Picture Piece
The oldest known face of a woman
The oldest known face of a woman
A daydream clouds the object (what were the most frequent dreams during the Ice Age?) and blank fact follows without a hint of elegance — it is still the Ice Age, according to experts, until the ice sheets of the Antarctic disappear. Contemplating this 26,000-year-old portrait of a woman — the first portrait of any sort (material: mammoth ivory, dimensions: approximately the height of your thumb) — I think of heat. This is, perhaps, a misguided sensation, a spooked, protective response to something so distant from our disturbed contemporary weather. I am not thinking about the possible warmth of mammoth fur but the slow ascent of a feverish temperature, the sort that sets things ablaze and makes them minuscule because there is something hallucinatory about this little, inscrutable object.
Then comes the whimsical thought of mammoth ivory as a contemporary material, madly sought in the fields of the Czech Republic where this piece was unearthed, or of the heat inside a beehive because there is something of honey in its lustre, streaked with ash.
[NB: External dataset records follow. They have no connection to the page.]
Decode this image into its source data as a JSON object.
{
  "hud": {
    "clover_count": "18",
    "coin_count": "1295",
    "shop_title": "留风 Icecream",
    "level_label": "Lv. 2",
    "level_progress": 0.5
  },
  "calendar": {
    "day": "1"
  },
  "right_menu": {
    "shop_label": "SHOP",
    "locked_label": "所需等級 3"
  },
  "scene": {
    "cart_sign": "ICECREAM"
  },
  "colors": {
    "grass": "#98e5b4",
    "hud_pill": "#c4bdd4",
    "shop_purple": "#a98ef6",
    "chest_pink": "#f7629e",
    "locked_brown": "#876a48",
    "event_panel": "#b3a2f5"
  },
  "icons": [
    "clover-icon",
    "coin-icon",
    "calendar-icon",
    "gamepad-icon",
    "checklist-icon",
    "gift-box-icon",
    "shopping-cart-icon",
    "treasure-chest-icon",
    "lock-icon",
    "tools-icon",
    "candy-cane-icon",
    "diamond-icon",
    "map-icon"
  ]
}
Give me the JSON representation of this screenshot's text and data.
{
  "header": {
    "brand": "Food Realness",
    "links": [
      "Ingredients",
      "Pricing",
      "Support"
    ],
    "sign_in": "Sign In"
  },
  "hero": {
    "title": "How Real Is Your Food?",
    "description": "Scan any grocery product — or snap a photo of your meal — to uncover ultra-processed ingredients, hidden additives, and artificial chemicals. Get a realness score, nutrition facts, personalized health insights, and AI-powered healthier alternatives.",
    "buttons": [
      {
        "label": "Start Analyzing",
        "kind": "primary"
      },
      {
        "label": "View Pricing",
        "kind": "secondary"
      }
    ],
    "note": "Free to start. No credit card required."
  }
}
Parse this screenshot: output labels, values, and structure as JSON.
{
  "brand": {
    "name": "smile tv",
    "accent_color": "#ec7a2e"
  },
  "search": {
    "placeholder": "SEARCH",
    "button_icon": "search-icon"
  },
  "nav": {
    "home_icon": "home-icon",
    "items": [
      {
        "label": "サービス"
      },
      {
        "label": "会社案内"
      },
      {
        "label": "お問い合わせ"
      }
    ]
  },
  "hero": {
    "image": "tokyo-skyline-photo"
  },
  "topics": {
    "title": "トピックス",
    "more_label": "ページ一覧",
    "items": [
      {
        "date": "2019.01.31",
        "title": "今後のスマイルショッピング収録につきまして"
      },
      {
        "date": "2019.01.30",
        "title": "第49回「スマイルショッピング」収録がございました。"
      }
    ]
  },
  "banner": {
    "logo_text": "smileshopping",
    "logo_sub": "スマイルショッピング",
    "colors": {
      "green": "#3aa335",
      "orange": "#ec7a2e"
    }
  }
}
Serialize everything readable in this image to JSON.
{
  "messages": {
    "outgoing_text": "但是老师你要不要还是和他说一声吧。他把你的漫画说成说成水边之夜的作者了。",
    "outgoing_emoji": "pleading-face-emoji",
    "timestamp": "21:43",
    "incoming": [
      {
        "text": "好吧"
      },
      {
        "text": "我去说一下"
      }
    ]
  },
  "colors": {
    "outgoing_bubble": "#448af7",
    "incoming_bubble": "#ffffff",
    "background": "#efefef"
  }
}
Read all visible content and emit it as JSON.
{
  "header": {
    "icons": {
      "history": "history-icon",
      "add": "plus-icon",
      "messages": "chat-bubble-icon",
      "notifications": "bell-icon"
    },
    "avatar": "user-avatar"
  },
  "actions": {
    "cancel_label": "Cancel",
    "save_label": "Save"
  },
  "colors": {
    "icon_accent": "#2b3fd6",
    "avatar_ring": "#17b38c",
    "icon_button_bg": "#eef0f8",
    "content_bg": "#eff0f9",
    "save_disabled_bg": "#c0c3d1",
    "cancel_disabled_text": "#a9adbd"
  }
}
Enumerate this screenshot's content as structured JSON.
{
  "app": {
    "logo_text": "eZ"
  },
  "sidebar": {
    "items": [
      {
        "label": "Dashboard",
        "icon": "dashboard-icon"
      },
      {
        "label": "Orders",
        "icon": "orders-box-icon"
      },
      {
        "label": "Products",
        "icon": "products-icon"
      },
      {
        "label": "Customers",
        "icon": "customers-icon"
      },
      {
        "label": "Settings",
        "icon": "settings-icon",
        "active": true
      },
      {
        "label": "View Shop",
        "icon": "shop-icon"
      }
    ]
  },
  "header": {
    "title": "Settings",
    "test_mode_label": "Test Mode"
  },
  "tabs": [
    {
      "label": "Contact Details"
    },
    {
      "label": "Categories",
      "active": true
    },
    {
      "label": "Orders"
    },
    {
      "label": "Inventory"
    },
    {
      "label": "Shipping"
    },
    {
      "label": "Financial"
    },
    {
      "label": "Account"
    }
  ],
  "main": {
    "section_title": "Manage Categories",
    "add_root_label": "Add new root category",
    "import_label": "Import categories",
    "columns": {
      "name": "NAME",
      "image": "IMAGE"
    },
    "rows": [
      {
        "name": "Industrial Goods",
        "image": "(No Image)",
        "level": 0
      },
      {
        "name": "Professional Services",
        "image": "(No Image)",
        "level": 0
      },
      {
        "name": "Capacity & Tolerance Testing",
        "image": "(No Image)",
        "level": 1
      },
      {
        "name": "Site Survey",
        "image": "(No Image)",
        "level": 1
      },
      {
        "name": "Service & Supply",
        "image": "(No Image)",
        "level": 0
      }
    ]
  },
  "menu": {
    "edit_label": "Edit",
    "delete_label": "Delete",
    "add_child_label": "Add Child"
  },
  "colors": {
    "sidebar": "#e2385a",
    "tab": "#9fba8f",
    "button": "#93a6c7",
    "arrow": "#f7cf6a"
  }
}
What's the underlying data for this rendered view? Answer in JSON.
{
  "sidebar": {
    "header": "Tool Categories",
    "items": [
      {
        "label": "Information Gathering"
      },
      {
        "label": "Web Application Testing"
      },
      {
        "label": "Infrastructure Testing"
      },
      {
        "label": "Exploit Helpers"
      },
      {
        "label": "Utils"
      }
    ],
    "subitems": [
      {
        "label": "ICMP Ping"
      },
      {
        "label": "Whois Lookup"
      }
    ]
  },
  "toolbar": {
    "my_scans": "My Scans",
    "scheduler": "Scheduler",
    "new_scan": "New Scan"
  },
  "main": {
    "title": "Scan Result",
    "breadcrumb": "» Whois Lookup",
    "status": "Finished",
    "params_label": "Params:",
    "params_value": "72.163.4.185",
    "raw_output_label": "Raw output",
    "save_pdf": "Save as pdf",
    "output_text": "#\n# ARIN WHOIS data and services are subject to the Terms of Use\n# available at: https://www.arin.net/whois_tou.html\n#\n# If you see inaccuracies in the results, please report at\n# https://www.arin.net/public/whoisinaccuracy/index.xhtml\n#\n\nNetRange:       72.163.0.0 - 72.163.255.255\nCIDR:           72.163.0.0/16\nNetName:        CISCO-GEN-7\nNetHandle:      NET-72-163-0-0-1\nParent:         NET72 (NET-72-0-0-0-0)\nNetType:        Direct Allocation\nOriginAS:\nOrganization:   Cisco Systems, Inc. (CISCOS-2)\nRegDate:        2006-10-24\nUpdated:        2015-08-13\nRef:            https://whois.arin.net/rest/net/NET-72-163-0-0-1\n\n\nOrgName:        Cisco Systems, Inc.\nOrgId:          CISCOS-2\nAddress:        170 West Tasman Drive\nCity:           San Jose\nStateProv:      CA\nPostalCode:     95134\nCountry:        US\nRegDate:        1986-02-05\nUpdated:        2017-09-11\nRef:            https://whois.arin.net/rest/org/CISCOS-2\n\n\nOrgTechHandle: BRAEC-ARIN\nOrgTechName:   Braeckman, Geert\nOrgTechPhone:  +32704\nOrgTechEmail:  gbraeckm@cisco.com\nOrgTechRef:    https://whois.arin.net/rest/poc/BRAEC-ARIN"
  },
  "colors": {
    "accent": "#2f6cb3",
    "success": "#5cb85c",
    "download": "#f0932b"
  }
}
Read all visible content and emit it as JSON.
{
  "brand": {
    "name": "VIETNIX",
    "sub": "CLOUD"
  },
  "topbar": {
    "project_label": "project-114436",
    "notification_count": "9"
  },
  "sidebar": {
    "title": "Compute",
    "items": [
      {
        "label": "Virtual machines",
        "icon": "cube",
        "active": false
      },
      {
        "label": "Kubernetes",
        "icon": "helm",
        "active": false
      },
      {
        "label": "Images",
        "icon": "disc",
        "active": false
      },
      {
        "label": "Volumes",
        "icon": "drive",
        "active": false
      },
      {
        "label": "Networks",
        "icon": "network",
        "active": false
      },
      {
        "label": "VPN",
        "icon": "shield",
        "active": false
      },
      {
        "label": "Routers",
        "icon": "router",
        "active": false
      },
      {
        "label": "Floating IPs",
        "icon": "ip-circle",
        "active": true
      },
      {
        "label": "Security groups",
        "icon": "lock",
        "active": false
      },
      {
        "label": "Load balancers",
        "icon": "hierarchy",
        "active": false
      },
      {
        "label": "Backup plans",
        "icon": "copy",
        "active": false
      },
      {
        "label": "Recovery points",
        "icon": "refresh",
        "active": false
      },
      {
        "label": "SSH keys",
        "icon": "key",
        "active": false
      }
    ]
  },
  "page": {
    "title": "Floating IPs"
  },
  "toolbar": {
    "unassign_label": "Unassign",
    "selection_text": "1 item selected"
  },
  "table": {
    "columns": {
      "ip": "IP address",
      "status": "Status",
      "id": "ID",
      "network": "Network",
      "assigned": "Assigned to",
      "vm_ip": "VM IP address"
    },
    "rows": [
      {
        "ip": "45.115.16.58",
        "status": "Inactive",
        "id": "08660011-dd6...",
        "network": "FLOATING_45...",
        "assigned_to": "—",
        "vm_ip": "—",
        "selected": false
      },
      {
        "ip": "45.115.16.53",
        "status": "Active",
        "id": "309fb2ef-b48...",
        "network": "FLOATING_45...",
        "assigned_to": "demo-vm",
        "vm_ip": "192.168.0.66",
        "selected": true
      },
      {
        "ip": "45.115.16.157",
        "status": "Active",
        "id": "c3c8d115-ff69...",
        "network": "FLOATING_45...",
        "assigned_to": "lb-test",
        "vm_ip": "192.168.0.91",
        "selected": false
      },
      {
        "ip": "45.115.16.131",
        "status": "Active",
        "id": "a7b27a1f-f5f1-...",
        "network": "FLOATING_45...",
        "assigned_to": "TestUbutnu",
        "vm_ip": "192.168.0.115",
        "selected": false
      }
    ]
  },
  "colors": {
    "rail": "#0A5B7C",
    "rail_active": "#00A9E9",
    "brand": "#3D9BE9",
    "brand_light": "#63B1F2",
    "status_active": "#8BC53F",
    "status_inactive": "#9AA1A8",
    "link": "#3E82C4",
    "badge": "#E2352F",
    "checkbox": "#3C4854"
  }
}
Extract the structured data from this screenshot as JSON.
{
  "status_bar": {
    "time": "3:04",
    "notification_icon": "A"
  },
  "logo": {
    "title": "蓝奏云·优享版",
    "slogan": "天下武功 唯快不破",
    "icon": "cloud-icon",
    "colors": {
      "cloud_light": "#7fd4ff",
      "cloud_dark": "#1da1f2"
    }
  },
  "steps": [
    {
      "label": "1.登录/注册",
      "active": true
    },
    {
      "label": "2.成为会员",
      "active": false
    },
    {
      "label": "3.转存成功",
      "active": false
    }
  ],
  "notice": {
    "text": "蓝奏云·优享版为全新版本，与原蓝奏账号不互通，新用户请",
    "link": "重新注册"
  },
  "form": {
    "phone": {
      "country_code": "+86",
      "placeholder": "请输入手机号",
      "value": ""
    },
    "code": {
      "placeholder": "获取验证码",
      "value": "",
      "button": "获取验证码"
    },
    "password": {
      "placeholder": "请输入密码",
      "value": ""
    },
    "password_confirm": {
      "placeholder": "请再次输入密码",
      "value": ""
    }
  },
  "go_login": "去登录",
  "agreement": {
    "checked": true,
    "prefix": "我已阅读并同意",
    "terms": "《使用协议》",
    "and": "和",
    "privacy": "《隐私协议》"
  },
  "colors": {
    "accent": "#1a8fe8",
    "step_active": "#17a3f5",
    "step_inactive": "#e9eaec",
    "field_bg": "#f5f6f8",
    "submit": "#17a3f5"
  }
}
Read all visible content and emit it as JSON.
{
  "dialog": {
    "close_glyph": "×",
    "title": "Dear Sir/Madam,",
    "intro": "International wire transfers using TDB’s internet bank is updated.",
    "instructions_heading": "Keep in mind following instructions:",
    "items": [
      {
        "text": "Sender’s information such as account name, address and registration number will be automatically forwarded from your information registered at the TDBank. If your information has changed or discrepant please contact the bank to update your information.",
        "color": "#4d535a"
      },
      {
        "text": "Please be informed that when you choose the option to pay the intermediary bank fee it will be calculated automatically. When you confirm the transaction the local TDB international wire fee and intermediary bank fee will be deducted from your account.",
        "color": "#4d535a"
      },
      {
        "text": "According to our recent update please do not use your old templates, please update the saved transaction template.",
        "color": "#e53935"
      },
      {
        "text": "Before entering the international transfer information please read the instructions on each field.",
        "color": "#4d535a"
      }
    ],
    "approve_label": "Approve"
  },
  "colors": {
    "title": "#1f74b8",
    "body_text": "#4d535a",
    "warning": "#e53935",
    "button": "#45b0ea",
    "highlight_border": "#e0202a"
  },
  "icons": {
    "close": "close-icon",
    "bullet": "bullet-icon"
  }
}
Maybe it’s something Alberto Giacometti abandoned, torching everything but the head which, like so many of his figures, looks blind but not thin, not ravaged enough, or the shrunken double of a monster from a B-movie, a tape of ghoulish cries soon to be dubbed into its hollow mouth.
Thinking of the mammoth’s extinction, the artist and the woman, long-perished but all uncannily still here, I remember Wallace Stevens’ poem ‘A Postcard From The Volcano’ (1936), which records the aftermath of nightmarish heat; the mute, eerie persistence of things extinct. A ghost-chorus tells of ‘children picking up our bones’ in an ashen landscape, their skeletons reduced to so much nameless wreckage. A flash comes at the end, the thought of something damaged, suddenly alight, ‘a tatter of shadows … smeared with the gold of the opulent sun’.